I keep seeing posts on social media to the effect that healthcare is somehow “special” because it deals with people’s lives and well-being, so it is not or should not be subject to the laws of economics, such as supply and demand, in the same way as gasoline, pet food, or apples. This is like saying that people are special and therefore are not or should not be subject to the laws of physics, such as gravity. Healthcare, drugs, medical equipment, and so on are scare goods, and therefore subject to the laws of economics whether people like it or not. If demand for a given drug goes up with the supply remaining fixed, ceteris paribus, the price will rise.

The second fallacy is that healthcare is not a regular market good, because people’s lives are at stake, so the government must step in to make sure the awful free market doesn’t keep it away from the poor, etc.. Setting aside for a moment the fact that the average American visits the doctor just over 3 times a year, mostly for a cough, and the fact that mortality rates drop when hospitals close, and the fact that iatrogenic errors are usually cited as the fourth leading cause of death, there is another good that is far more important and far less regulated, and that is food.

We eat several times a day, and without food we would die in less than a month. Yet, every attempt to centrally plan the cultivation, harvest, and distribution of this vitally important good has resulted in starvation, shortages, and food riots that are astonishing in their scale. The Five Year Plans had the central planners making errors at every step in the production chain, from what crops to sow, to how many tractors and plows to make, to what fertilizer to mix, to how to get rice to market before it rotted, to what price to sell it. All along the value chain, prices signal the farmers, tractor makers, fertilizer peddlers, and grocers what to charge and what to produce in a feedback loop of supply and demand that puts asparagus to zucchini on the table millions of times a day, and automatically signals consumers that lobster is rare and delicious, while few people like beets.
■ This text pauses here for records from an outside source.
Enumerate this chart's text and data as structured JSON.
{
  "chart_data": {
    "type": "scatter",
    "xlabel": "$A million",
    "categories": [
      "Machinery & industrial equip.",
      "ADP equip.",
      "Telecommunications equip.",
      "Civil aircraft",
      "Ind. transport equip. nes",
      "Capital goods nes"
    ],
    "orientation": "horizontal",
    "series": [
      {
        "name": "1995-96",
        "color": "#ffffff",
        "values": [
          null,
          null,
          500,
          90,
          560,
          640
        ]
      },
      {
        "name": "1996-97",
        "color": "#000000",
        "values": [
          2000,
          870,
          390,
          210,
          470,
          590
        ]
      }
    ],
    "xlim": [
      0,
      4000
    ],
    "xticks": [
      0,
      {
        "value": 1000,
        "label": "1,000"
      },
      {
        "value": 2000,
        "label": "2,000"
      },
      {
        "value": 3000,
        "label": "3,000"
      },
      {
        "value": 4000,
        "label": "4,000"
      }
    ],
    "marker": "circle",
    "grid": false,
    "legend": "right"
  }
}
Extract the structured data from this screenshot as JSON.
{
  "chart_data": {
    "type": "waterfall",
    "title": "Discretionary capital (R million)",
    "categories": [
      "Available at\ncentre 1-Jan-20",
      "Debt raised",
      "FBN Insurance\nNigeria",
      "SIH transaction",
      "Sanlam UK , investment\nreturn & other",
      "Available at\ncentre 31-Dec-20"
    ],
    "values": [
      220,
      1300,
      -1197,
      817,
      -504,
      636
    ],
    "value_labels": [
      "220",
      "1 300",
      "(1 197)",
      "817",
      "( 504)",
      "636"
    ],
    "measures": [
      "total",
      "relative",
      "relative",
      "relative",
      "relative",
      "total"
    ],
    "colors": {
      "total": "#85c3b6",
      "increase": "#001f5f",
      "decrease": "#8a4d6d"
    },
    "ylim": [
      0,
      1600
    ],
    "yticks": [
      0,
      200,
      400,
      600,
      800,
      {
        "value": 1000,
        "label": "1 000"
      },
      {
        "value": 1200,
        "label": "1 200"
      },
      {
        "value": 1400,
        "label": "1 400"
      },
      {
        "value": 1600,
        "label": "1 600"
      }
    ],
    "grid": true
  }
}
This is the miracle of the market at work, feeding millions. To the extent that we trust the government it has given us the deeply flawed food pyramid, and a food system based largely on soy, corn, and wheat in the hands of a few favored mega-corps. Happily, the relatively free entry into the market means that alternatives can thrive as smaller farms with better quality food enter the market. If we trusted government to manage and regulate the food supply as completely as some would have with healthcare, we would end up with meals of the same general quality as “government cheese” at best, and the food riots, breadlines, and starvation of past central planning attempts at worst. Pass the broccoli, please – not today, your plan only covers broccoli 3 times a month.